The brain demands engagement and entertainment, whether it's good for it or not. Try it: you probably literally can not stop yourself from thinking. Buddhist monks devote their entire lives to trying. It's hard. Unless you're asleep, and even then the brain is doing something the entire time, it just doesn't record most of it in memory. It's like having your computer rendering hi-res 3D animation twenty-four hours a day, whether it's being displayed on the monitor or not.

Maybe we evolved the big brain in the first place to find fruit and evade sabertooth tigers, but recently we've mostly needed it to compete with each other. The oversize human brain got that way through an arms race very much like the one between the US and USSR. No nuclear scientist in the forties would have wanted many tens of thousands of intercontinental ballistic missiles poised to launch at a moment's notice all over the world, and yet, here we are. So it is with the cortex. Jared Diamond compares it to bird-of-paradise tails. Every other mammal gives birth often and easily, and their babies walk and function in days or weeks. Human babies have an enormously long gestation period, and even so are born early in their natal development. Human childhood has extended in exact proportion to our overall lifespan. In the stone age, people rarely made it past thirty-five. A hundred years ago, it wasn't uncommon to literally die of exhaustion at fifty. Now we expect to live to seventy or eighty. Meanwhile, among Americans at least, dependence on our parents has extended to the grand old age of eighteen, and the adolescent break has pushed past thirty.

The big brain is expensive to own, and expensive to maintain. But we can't afford to cut corners; we're all stuck with each other, and people are going to need to be high-functioning emotionally. Setting up the big brain to flow takes much learning, much time, much social input, many years of nurturing and support. As the world gets more crowded, the demands placed on the brain's finite processing power are only going to grow. We're going to be increasingly forced into each others' company. The challenge this poses to our primate selves, with our strict monkeysphere limit of a hundred and fifty other humans, is just going to continue to get harder. Like Rachel says in Mad Men, we're going to have to get better at doing business with people who hate us. It's hard to flow under these conditions, and we're going to need a lot of new emotional technology.
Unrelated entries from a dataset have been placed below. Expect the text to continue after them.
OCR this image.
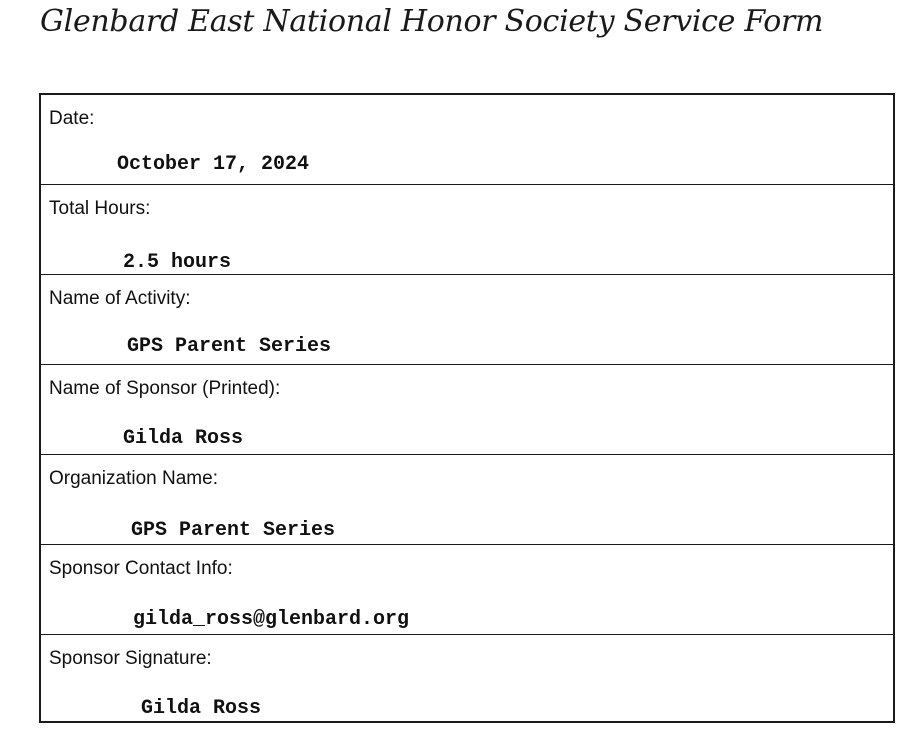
Glenbard East National Honor Society Service Form
Date:
October 17, 2024
Total Hours:
2.5 hours
Name of Activity:
GPS Parent Series
Name of Sponsor (Printed):
Gilda Ross
Organization Name:
GPS Parent Series
Sponsor Contact Info:
gilda_ross@glenbard.org
Sponsor Signature:
Gilda Ross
I offer this tool for our collective toolbox: the monkeysphere limit is one of the universal absolutes of human nature, like the range of our hearing and vision. Tolerance of foreigners will never come naturally or easily to anyone. It will need to be taught, patiently and slowly, starting with young kids. Hostility towards outsiders served humanity well for most of our evolutionary history, and while our environment has been undergoing some abrupt changes, our physiology will be a long time catching up. Being among foreigners and strangers causes anxiety. It should; why should you trust them? We need to name that anxiety, validate it, and then let it go.
I would also recommend that we commit ourselves to unilateral rhetorical disarmament. If we expect Al Qaeda et al to give up their claims to a monopoly on moral truth, we need to relinquish our claim to it first. This is going to be difficult for us. We have a lot invested in our imagined moral superiority to the rest of the world. Really what we are is: lucky. And who's to say we're as lucky as we've convinced ourselves we are? Americans are by far the wealthiest people who have ever existed, but I don't see much evidence that we're the happiest.
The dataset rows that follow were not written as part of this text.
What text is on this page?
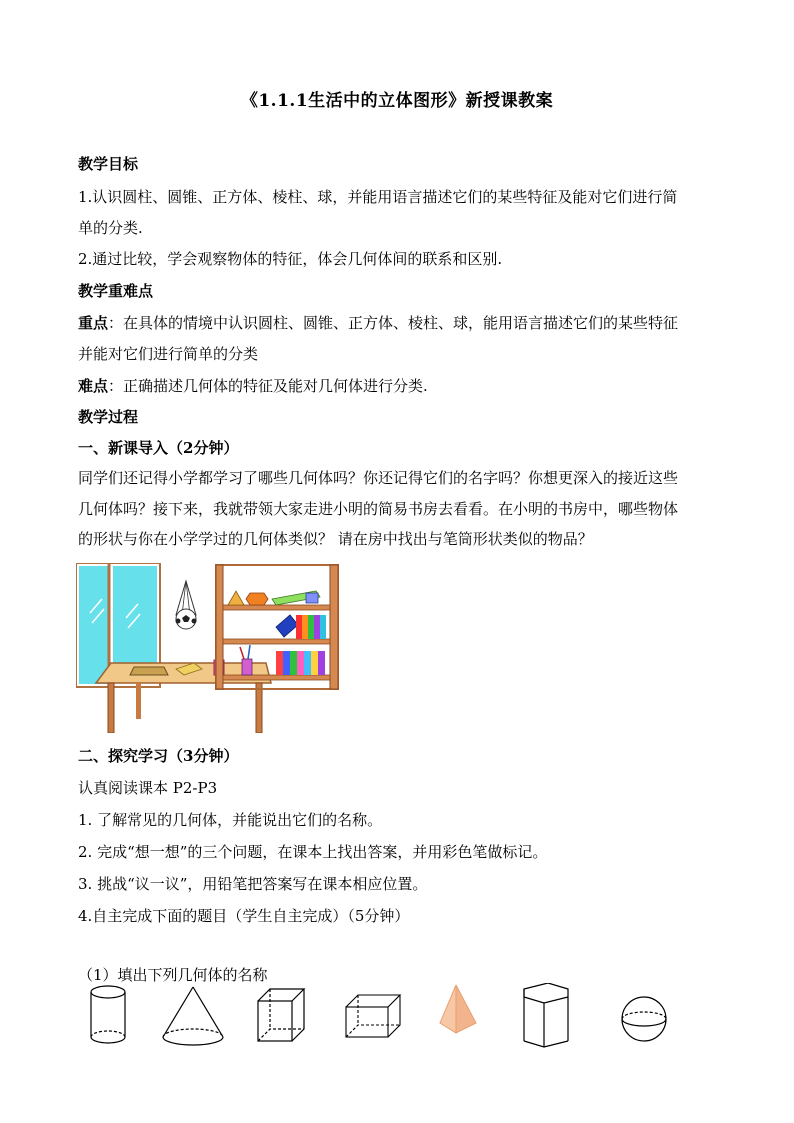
《1.1.1生活中的立体图形》新授课教案
教学目标
1.认识圆柱、圆锥、正方体、棱柱、球，并能用语言描述它们的某些特征及能对它们进行简
单的分类.
2.通过比较，学会观察物体的特征，体会几何体间的联系和区别.
教学重难点
重点：在具体的情境中认识圆柱、圆锥、正方体、棱柱、球，能用语言描述它们的某些特征
并能对它们进行简单的分类
难点：正确描述几何体的特征及能对几何体进行分类.
教学过程
一、新课导入（2分钟）
同学们还记得小学都学习了哪些几何体吗？你还记得它们的名字吗？你想更深入的接近这些
几何体吗？接下来，我就带领大家走进小明的简易书房去看看。在小明的书房中，哪些物体
的形状与你在小学学过的几何体类似？ 请在房中找出与笔筒形状类似的物品？
二、探究学习（3分钟）
认真阅读课本 P2-P3
1. 了解常见的几何体，并能说出它们的名称。
2. 完成“想一想”的三个问题，在课本上找出答案，并用彩色笔做标记。
3. 挑战“议一议”，用铅笔把答案写在课本相应位置。
4.自主完成下面的题目（学生自主完成）（5分钟）
（1）填出下列几何体的名称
There's an understandable anxiety that to admit our mistakes will weaken us, render us more vulnerable to the likes of Osama. I believe the opposite to be true. Like the Zen masters say, force is the weapon of the weak. Imagine how badass we'd be if we could really just admit that we're not any more or less venal than any other humans who have ever existed. Think of how much of our energy and attention that would free up to work on our flow.